38. A method according to claim 33 wherein the antagonist is administered during and after treatment with the chemotherapeutic agent.
39. A method according to claim 33 wherein the antagonist is administered before and after treatment with the chemotherapeutic agent.
40. A method according to claim 33 wherein the antagonist is administered before, during, and after treatment with the chemotherapeutic agent.

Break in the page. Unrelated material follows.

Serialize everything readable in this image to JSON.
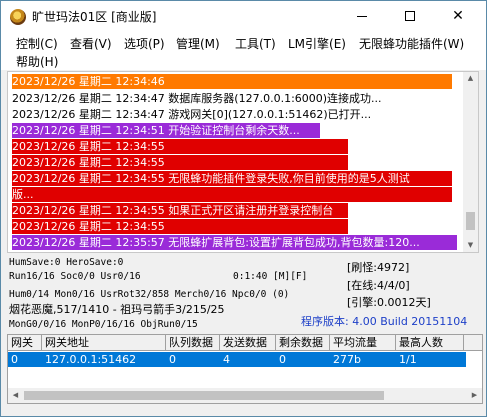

41. A method according to claim 33 wherein the chemotherapeutic agent is selected from the group consisting of cisplatin, dacarbazine, dactinomycin, mechlorethamine, streptozocin, cyclophosphamide, carmustine, lomustine, doxorubicin, daunorubicin, procarbazine, mitomycin, cytarabine, etoposide, methotrexate, 5-fluorouracil, vinblastine, vincristine, bleomycin, paclitaxel, docetaxel, aldesleukin, asparaginase, busulfan, carboplatin, cladribine, dacarbazine, floxuridine, fludarabine, hydroxyurea, ifosfamide, interferon alpha, leuprolide, megestrol, melphalan, mercaptopurine, plicamycin, mitotane, pegaspargase, pentostatin, pipobroman, plicamycin, streptozocin, tamoxifen, teniposide, testolactone, thioguanine, thiotepa, uracil mustard, vinorelbine, chlorambucil, taxol and combinations thereof.
42. A method according to claim 33 wherein the chemotherapeutic agent is selected from the group consisting of cisplatin, doxorubicin, taxol and combinations thereof.
43. A method according to claim 33 wherein the tumors cells affect hemopoietic structures.
44. A method according to claim 33 wherein the antagonist is a monoclonal antibody.